In the latest conflict between artificial intelligence and media companies, major Danish newspapers and TV stations are threatening to sue OpenAI unless the company compensates the country’s press for allegedly using their content to train its AI models. This move underscores the growing tension between AI developers and content creators over copyright issues.
“We want remuneration for our work [which] they have used to train their model,” says Karen Rønde, CEO of the Danish Press Publications’ Collective Management Organization (DPCMO), which represents 99 per cent of Danish media outlets, including state broadcaster DR and TV 2. Rønde states that the DPCMO plans to sue if a deal is not reached in the next year.
AI has opened a new front in copyright law following a series of lawsuits claiming that OpenAI, which is backed by Microsoft, scraped news companies’ websites without permission to train its AI models. In response, OpenAI has struck several licensing deals with major publishers, allowing the company to train future iterations of ChatGPT on their content. The financial terms of these deals have not been disclosed.

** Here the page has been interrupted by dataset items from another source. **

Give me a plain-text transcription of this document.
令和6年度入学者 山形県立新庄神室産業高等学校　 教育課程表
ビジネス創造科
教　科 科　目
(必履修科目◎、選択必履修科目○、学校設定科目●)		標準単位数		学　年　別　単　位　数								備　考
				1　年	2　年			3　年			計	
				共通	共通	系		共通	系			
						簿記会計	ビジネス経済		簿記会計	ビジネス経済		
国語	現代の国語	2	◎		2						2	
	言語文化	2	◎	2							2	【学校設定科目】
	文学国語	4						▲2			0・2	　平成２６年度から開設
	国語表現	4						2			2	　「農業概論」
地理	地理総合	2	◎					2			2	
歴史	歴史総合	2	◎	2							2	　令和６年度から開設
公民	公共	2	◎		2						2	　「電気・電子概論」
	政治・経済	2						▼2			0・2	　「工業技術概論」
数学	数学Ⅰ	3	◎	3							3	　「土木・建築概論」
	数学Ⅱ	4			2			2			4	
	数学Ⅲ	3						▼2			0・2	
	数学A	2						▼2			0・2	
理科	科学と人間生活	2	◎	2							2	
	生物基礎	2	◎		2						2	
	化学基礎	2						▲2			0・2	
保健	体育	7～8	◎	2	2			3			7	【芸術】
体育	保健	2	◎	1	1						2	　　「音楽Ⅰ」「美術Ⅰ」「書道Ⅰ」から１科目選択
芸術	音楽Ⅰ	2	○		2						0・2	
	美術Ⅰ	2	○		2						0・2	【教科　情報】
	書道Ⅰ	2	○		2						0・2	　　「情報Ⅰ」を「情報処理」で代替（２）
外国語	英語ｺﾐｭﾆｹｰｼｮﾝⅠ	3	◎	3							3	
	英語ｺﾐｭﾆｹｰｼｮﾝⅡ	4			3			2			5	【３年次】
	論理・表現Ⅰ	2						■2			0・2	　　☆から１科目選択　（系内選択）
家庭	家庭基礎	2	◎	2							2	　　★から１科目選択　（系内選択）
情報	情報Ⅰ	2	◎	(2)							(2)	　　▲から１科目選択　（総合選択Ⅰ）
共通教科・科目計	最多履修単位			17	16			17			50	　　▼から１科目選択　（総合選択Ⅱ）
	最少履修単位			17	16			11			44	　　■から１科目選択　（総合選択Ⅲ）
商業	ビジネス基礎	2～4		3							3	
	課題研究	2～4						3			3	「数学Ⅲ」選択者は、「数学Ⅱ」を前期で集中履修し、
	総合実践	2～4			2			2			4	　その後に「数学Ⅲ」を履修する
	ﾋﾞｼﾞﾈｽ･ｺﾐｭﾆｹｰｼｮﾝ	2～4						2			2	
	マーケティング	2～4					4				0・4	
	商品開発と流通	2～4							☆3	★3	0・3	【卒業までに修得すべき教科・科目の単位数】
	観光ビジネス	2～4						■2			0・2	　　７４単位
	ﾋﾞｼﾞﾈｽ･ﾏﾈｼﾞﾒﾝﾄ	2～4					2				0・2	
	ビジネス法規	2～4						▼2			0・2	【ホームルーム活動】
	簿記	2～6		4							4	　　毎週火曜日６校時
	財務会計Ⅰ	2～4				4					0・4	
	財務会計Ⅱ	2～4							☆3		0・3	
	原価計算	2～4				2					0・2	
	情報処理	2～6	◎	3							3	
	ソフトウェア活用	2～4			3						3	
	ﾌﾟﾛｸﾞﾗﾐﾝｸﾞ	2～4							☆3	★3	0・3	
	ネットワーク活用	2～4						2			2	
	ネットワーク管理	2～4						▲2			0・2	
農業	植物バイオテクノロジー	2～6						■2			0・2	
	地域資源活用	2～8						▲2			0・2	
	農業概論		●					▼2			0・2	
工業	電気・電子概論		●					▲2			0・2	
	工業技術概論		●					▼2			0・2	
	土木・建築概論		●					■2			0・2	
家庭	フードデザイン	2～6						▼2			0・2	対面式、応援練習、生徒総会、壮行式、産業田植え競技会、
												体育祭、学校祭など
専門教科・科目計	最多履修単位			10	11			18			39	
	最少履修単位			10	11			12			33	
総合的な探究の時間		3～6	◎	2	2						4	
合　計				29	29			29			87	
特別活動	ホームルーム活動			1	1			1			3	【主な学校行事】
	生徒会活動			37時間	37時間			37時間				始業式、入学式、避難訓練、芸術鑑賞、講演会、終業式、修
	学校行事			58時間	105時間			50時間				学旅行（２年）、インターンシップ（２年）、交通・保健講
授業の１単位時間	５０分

Now, Danish media is attempting to force OpenAI to negotiate with them as a collective, an unusual tactic that could provide a model for other small countries if successful. So far, OpenAI has been striking deals with publishers individually and has announced content partnerships with the Financial Times, The Atlantic, German media conglomerate Axel Springer, French newspaper Le Monde, and Spanish group Prisa.
After meeting with OpenAI online and in person earlier this year, Rønde says she was left with the impression that Denmark was not a top priority. “It was made clear that the focus was the deal in Germany and the deal in France and the deal in Spain and of course, the American ones,” she says. “There are so many content creators in all the other territories and they are now left with nothing.”
Rønde has sent a letter to OpenAI’s lawyer at Dutch firm Brinkhof informing them of Danish copyright law and is awaiting a response. She presumes OpenAI has already used content from Danish press websites because the company has not told her otherwise. Neither OpenAI nor Brinkhof replied to WIRED’s request for comment.
For Rønde, time is of the essence. She wants to strike a deal with OpenAI and Google’s Gemini in the next year before the use of AI chatbots and search engine overviews further marginalizes publishers’ websites. “Maybe then it [will be] too late, and the value of the press publishers’ content will be—in one or two or three years—too low,” she says. “If we cannot enter into a partnership agreement within a reasonably short time frame, then we need to enforce our rights.”
The DPCMO was set up in 2021 to help Danish media negotiate with Big Tech. “We needed to stand united, otherwise we feared that Denmark would be too small a country to be prioritized in the discussion with Big Tech,” says Rønde.
Last year, the group secured preliminary license agreements with Microsoft’s Bing and Google to feature Danish publishers’ content in the company’s search engines. Although the agreements outlined that publishers should be compensated by the two companies, the deals did not agree on how much.
As the standoff continues, Danish media’s demand for compensation from OpenAI highlights the ongoing struggle between AI companies and content creators over the use of proprietary information in AI training, a legal and ethical battle that is likely to shape the future of both industries.